The future of U.S. pork belly supplies isn’t so clear despite reports of an impending bacon shortage in 2020, according to a Texas A&M AgriLife Extension Service economist.
David Anderson, Ph.D., AgriLife Extension economist, College Station, said numerous recent reports regarding a bacon shortage in 2020 could be based more on expectations than current reality.
Anderson said Chinese demand for U.S. pork has increased significantly since an outbreak of African swine flu led to large scale culling of China’s swine herd. Growing exports of half-carcasses of U.S. pork to China is fueling concerns that U.S. supplies of pork bellies, the cuts that provide bacon, may not keep up with domestic demand.

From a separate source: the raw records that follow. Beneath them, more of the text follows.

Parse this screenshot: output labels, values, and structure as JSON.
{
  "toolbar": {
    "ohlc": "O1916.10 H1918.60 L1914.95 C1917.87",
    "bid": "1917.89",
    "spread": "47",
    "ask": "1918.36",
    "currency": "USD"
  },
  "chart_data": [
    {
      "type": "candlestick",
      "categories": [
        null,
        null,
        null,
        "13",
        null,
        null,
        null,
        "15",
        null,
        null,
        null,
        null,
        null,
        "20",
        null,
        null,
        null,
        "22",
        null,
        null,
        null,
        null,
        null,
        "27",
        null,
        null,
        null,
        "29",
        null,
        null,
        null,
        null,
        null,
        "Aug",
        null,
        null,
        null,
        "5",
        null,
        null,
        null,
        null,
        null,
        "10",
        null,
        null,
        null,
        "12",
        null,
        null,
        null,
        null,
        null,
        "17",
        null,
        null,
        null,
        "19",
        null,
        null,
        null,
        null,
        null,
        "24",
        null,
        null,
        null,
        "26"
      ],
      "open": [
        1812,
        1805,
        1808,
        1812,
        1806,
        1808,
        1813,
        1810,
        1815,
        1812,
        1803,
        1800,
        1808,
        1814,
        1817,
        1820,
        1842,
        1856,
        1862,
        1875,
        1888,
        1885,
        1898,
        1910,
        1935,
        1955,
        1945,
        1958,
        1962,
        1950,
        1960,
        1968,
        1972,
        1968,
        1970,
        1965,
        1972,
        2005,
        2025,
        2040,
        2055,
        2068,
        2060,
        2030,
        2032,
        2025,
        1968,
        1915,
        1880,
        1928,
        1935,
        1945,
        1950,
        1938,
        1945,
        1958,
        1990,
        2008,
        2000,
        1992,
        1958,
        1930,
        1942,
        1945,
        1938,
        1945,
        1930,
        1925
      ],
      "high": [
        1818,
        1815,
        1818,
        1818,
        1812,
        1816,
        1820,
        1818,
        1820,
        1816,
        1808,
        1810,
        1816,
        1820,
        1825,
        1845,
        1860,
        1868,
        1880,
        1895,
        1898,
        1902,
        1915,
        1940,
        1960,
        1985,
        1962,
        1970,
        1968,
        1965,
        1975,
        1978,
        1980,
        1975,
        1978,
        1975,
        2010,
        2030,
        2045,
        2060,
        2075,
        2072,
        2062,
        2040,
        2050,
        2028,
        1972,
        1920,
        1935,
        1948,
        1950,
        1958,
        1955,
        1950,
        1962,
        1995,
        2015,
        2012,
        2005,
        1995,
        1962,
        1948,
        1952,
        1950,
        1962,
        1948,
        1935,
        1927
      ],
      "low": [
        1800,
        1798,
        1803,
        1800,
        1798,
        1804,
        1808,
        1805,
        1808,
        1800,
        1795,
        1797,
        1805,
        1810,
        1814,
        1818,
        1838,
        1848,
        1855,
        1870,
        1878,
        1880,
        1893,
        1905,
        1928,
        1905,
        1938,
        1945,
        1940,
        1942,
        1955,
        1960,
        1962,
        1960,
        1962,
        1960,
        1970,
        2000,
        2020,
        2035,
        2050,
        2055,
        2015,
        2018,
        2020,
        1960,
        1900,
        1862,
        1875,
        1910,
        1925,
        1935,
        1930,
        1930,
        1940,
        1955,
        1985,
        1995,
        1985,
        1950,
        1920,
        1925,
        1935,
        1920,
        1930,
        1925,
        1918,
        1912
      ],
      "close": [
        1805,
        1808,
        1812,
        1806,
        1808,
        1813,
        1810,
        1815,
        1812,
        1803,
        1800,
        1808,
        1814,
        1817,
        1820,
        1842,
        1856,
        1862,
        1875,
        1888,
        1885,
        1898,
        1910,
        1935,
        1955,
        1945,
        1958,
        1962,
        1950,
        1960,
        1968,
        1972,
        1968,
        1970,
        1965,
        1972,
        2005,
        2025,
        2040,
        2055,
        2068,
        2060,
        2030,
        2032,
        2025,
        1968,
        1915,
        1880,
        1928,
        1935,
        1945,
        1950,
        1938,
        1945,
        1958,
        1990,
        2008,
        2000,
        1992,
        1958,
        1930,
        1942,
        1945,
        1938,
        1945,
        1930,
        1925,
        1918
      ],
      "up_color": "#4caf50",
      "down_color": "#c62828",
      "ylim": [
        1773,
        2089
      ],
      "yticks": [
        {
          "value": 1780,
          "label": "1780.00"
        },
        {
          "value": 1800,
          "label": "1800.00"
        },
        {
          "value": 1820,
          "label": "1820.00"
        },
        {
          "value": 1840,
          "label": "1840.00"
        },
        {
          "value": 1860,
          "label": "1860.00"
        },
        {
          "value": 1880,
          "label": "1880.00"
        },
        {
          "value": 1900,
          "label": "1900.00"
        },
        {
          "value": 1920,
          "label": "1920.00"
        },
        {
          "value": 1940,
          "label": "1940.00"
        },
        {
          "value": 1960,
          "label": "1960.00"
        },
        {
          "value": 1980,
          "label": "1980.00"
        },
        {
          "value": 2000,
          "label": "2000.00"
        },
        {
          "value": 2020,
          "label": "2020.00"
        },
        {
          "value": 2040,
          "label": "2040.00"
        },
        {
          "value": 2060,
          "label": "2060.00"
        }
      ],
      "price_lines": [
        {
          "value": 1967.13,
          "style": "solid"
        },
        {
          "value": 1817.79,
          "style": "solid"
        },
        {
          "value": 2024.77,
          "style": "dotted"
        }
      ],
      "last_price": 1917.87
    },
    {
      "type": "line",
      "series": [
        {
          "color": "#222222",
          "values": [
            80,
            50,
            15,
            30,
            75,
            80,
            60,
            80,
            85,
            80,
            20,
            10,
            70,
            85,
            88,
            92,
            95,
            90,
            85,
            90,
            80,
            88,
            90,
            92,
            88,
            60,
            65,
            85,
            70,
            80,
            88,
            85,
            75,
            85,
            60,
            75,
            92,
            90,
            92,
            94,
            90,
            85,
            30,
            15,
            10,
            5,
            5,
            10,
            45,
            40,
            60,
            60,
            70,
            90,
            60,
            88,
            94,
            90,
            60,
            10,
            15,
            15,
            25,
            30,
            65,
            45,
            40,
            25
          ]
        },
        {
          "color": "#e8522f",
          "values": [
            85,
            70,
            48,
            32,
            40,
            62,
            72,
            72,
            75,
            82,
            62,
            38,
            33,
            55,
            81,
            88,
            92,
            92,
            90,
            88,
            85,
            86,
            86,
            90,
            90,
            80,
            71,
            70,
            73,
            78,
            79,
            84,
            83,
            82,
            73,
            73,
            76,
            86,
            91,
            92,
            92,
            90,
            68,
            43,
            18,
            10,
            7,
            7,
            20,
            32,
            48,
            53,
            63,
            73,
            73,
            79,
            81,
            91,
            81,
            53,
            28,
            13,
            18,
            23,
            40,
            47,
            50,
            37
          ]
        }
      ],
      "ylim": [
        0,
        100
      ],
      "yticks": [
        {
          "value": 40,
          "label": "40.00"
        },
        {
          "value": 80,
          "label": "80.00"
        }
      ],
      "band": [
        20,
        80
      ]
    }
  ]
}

“The long-term expectation is for big exports to China, but that is relative to the record amounts of pork we are producing today and have in storage,” he said. “Pork prices are extremely cheap here and are competitively priced in China even with the current tariff.”
Pork belly supply on ice
Anderson said cold storage stocks of pork bellies, the cuts that produce bacon, are the highest he has on record going back to 1973. The U.S. Department of Agriculture reported pork bellies in cold storage were up 34% from last year, reaching 40.7 million pounds compared to 30.4 million pounds in 2018.
“It’s also worth noting that bellies in storage is highly seasonal,” he said. “September storage is often very low.”
U.S. pork exports have increased significantly since African swine flu cut China’s herd in half over the last several months. Anderson said Chinese demand for pork hasn’t let up and led to prices so high that U.S. pork is competitive despite a 67% tariff.
Demand for pork bellies in U.S. markets has continued to grow as bacon has become a staple in many households, Anderson said.
“We’re producing more and more hogs here at home, and pork bellies are only one cut, but we have to remember America’s appetite for bacon,” he said. “Bacon is on everything these days.”
Anderson said cold storage holdings could indicate bacon-producing companies and restaurants are building supplies in case there is a shortage and prices begin to rise. Expectations of a shortage and subsequent price speculation, rising exports to China, the ongoing trade dispute, how African swine flu continues to affect China’s swine herd, U.S. production and stockpile levels add to the commodity’s uncertain future and ultimately market volatility.
Pork belly prices have been a “rollercoaster for a while now,” Anderson said, well before Chinese supplies became a factor.
For now, Anderson expects U.S. pork exports to China will continue to grow as the Chinese continue to deal with swine flu.
“All these stories could be true in the future even though they appear to be at odds with what is going on with production,” he said. “We’ll just have to wait and see if export growth is larger than production growth to the point it cuts into domestic supplies and causes prices here to rise.”